Рафи снимал, я записывала.
Рассказ снова раскололся, когда заговорили про ночь: Нина сказала, что они спали в одной кровати, валетом, и она не могла перестать говорить, и смеяться, и плакать, пока Верин зять Драган не пришел в трусах и не стал кричать на них, чтобы замолчали. И тут на них напал истерический смех. Вера помнила все иначе: время шло, а они лежали без сна в кровати, в жутком молчании. Вере это было невыносимо. Она спросила: «Ты хорошо учишься?» Нина не ответила. Вера спросила: «Сколько будет четыре помножить на четыре?» И Нина сделала вид, что спит. Вера снова спросила. Нина сказала: «Шестнадцать». «Хорошо. А пять помножить на семь?» Нина ответила. Так вот они прошлись по всей таблице умножения. Нина действительно помнила про таблицу умножения, но была убеждена, что Вера проверяла ее, когда они сидели в кафе.
По поводу дальнейшего – струйки их воспоминаний соединились. Они лежали в узкой кровати, дядя с тетей уже заснули, и Вера спросила: «Нина, тебе бы хотелось о чем-то меня спросить?» И Нина сказала, что нет. Вера помнила, что Нинин голос был холодным и чужим. Она чувствовала, будто ту девочку, которая была Ниной, окутал мороз.
Вера снова спросила: «Ты о чем-нибудь хочешь меня спросить?» И Нина сказала: «Почему вы с папой в один прекрасный день меня бросили?» – «Потому что полиция посадила нас в тюрьму», – сказала Вера. – «А вы освободиться не могли?» – «Нет», – сказала Вера, и в известном смысле это было правдой, но это было и началом лжи, которая разрасталась, и разветвлялась, и в конце концов задушила нас всех.
Теперь, после долгого молчания, Вера спрашивает: «Тебе там было плохо, Нина, у тети Миры с мужем?»
«Да, можно сказать, что так».
«Что там было, девочка?»
И я – мы – выслушиваем рассказ, уже не в первый раз: тетя с дядей были людьми бездетными, а она не была девочкой особо желанной. Они били ее за любую провинность, запирали на часы в подвале, не пускали с собой за общий стол, а сажали есть в сторонке, на табуретке. Она, бывало, убегает из дома и «болтается», по ее словам, с сербскими солдатами, которых держали в военном лагере, неподалеку от их дома. Вера чертыхается: «Мира и твой дядя Драган, мир их праху, все еще не могут мне простить, что я родила девочку от серба».

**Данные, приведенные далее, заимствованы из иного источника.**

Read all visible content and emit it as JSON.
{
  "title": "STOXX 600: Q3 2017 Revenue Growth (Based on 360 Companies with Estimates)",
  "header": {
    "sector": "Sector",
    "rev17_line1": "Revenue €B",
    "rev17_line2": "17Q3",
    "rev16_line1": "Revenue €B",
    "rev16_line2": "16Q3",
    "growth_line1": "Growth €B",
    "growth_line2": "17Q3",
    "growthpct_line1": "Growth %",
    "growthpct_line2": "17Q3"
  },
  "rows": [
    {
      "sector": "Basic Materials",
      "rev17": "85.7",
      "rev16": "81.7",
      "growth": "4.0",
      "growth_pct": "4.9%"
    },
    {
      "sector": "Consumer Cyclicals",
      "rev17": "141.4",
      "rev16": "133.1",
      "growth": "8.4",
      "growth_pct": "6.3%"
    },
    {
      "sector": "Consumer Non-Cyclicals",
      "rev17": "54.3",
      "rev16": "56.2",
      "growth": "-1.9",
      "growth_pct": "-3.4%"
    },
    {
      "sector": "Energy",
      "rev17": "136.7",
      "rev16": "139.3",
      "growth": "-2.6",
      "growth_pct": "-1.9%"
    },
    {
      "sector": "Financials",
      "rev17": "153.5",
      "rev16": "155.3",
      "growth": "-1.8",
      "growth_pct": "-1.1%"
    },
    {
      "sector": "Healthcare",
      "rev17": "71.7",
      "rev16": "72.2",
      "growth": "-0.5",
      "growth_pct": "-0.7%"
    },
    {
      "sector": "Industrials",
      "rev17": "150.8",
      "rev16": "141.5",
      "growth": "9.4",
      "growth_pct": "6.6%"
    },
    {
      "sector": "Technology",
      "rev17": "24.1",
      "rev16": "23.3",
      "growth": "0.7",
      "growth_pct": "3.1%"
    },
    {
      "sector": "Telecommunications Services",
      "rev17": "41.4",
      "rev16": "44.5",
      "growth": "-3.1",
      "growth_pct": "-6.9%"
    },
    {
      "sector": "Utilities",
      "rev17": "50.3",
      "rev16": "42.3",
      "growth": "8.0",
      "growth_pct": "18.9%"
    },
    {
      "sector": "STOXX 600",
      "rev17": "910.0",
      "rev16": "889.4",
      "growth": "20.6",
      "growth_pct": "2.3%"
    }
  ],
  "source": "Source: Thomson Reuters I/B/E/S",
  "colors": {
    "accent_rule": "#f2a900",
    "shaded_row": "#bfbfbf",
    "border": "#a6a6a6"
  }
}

А также выясняется – чудесам нет предела, – что в те годы, когда она жила у дяди с тетей, Нина и правда связалась с шайкой малолетних воров, сербов. Была она маленькая, худенькая и шустрая, и, судя по всему, совсем бесстрашная. Через форточки влезала в квартиры и открывала отморозкам двери. И ни разу не попалась. Случалось ли с ней еще всякое-разное – об этом она не говорит. А мы и не спрашиваем.
Дождь перестает быть явлением метеорологическим. У него есть явно выраженные желания. У него есть цель. Изо всех дыр в крыше хлещут водопады. Мы жмемся в кучку среди потоков. Время от времени прокатывается гром, как поезд с кучей вагонов, и он сотрясает наш барак.
«Но есть кое-что еще, что я до сегодня не вполне…» – говорит Нина.
«Что? Спрашивай!»
«Ты так много рассказывала мне про Голи, и про другие лагеря, и про остров женщин, на котором была, Свети-Гргур[43]…»
«Лучше бы, конечно, рта не открывать, но не могла молчать. Разрывало изнутри…»
«Но знаешь, что я думала?»
«Когда?»
«Да так, иногда».
«Что ты думала?»
«Что есть вещи, про которые ты в жизни не говорила».
«Вещи, про которые не говорила? Но я тебе сказала все, девочка. Слишком много всего сказала».
«Например, ты никогда не рассказывала, как вообще сюда попала. Что у тебя было перед тем, как…»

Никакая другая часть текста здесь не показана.